When we meet, at the Earls in Port Coquitlam, we have sandwiches and coffee served to us by pretty, polished girls about the age Amanda would be now. Carol-in black hoodie and thick-rimmed glasses-is sedate but determined, regularly questioning my questions.

She has reason to be skeptical: having made herself known online, she has become a victim of the same cyber-stalking her daughter faced. “I got a message from one troll just this morning,” she begins. “He said that I’m doing this because I’m an attention lover.” Todd maintains Amandatoddlegacy.org, where she advocates for reform in schools and government. She has set up a legacy fund through the Vancouver Foundation to support anti-bullying initiatives; met with Laureen Harper, then-provincial health minister Margaret MacDiarmid, and NDP health critic Mike Farnworth; and flown to cities across the continent to raise funds and awareness. Like her daughter, Carol decided to broadcast herself more when faced with harassment-not quiet down.

“Amanda wasn’t unique in having all this happen to her, though,” I say. Recent research from Michigan State University has found that children regularly bullied online have more suicidal thoughts than those bullied offline. “Why did Amanda become such a rallying force?”

“Well, it was the video, obviously. It was always the video. If she hadn’t made that video you wouldn’t be sitting here.”

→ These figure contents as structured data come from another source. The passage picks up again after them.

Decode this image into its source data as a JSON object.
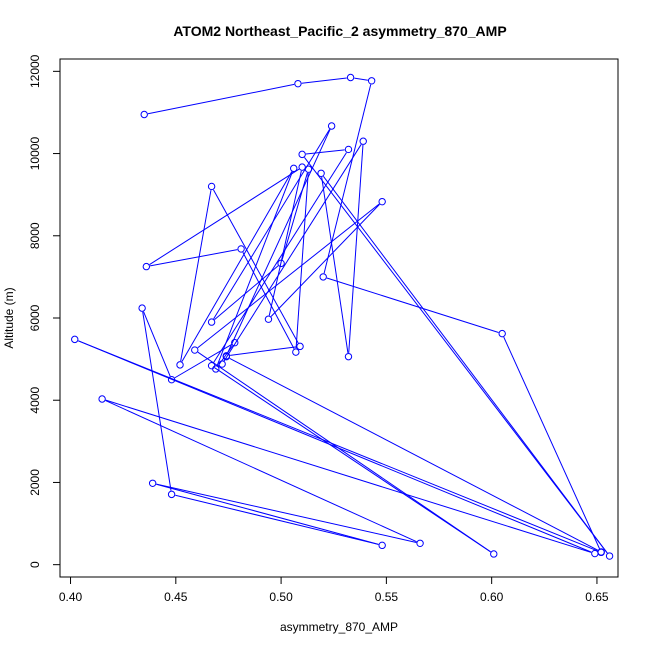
{
  "chart_data": {
    "type": "line",
    "title": "ATOM2 Northeast_Pacific_2 asymmetry_870_AMP",
    "xlabel": "asymmetry_870_AMP",
    "ylabel": "Altitude (m)",
    "xlim": [
      0.395,
      0.66
    ],
    "ylim": [
      -300,
      12300
    ],
    "x_ticks": [
      "0.40",
      "0.45",
      "0.50",
      "0.55",
      "0.60",
      "0.65"
    ],
    "y_ticks": [
      "0",
      "2000",
      "4000",
      "6000",
      "8000",
      "10000",
      "12000"
    ],
    "line_color": "#0000ff",
    "marker": "open-circle",
    "series": [
      {
        "points": [
          [
            0.435,
            10950
          ],
          [
            0.508,
            11700
          ],
          [
            0.533,
            11850
          ],
          [
            0.543,
            11770
          ],
          [
            0.52,
            7000
          ],
          [
            0.605,
            5620
          ],
          [
            0.652,
            300
          ],
          [
            0.402,
            5480
          ],
          [
            0.649,
            270
          ],
          [
            0.415,
            4030
          ],
          [
            0.566,
            520
          ],
          [
            0.439,
            1980
          ],
          [
            0.548,
            470
          ],
          [
            0.448,
            1710
          ],
          [
            0.434,
            6240
          ],
          [
            0.448,
            4500
          ],
          [
            0.478,
            5400
          ],
          [
            0.469,
            4760
          ],
          [
            0.506,
            9640
          ],
          [
            0.452,
            4860
          ],
          [
            0.467,
            9200
          ],
          [
            0.509,
            5310
          ],
          [
            0.474,
            5080
          ],
          [
            0.524,
            10670
          ],
          [
            0.467,
            5900
          ],
          [
            0.5,
            7330
          ],
          [
            0.513,
            9620
          ],
          [
            0.507,
            5170
          ],
          [
            0.481,
            7680
          ],
          [
            0.436,
            7250
          ],
          [
            0.51,
            9670
          ],
          [
            0.494,
            5970
          ],
          [
            0.548,
            8830
          ],
          [
            0.459,
            5220
          ],
          [
            0.601,
            260
          ],
          [
            0.467,
            4840
          ],
          [
            0.532,
            10100
          ],
          [
            0.51,
            9980
          ],
          [
            0.656,
            210
          ],
          [
            0.519,
            9520
          ],
          [
            0.532,
            5060
          ],
          [
            0.539,
            10300
          ],
          [
            0.472,
            4880
          ],
          [
            0.474,
            5060
          ],
          [
            0.652,
            310
          ]
        ]
      }
    ]
  }
}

We have all, in some way, become complicit in the massive broadcasting that online life invites. But occasionally someone-usually a digital native like Amanda-will turn something banal like YouTube into a scorching confessional, and we are shaken into real awareness. The very technology that was a vehicle for her harassment has emerged a year later as the driving force in her transformation from “another bullying statistic” to, in her mother’s words, “something that woke up the world.”

Lunch over, Carol fishes from her purse a couple of pink silicon bracelets, each emblazoned with Amanda Todd and Stay Strong. “Thanks,” I reply, not sure if that’s what you say to such a gift.

“Will you let me see this piece before you put it in the magazine?”

“Oh, we actually don’t-” She stops me. “You understand: I’m still her mother. I still need to protect her.”

And yet, I want to say, Amanda’s story-consumed by millions, repeated across thousands of web pages, pored over in a flood of commentary-has been pushed so far beyond the grip of a mother’s care.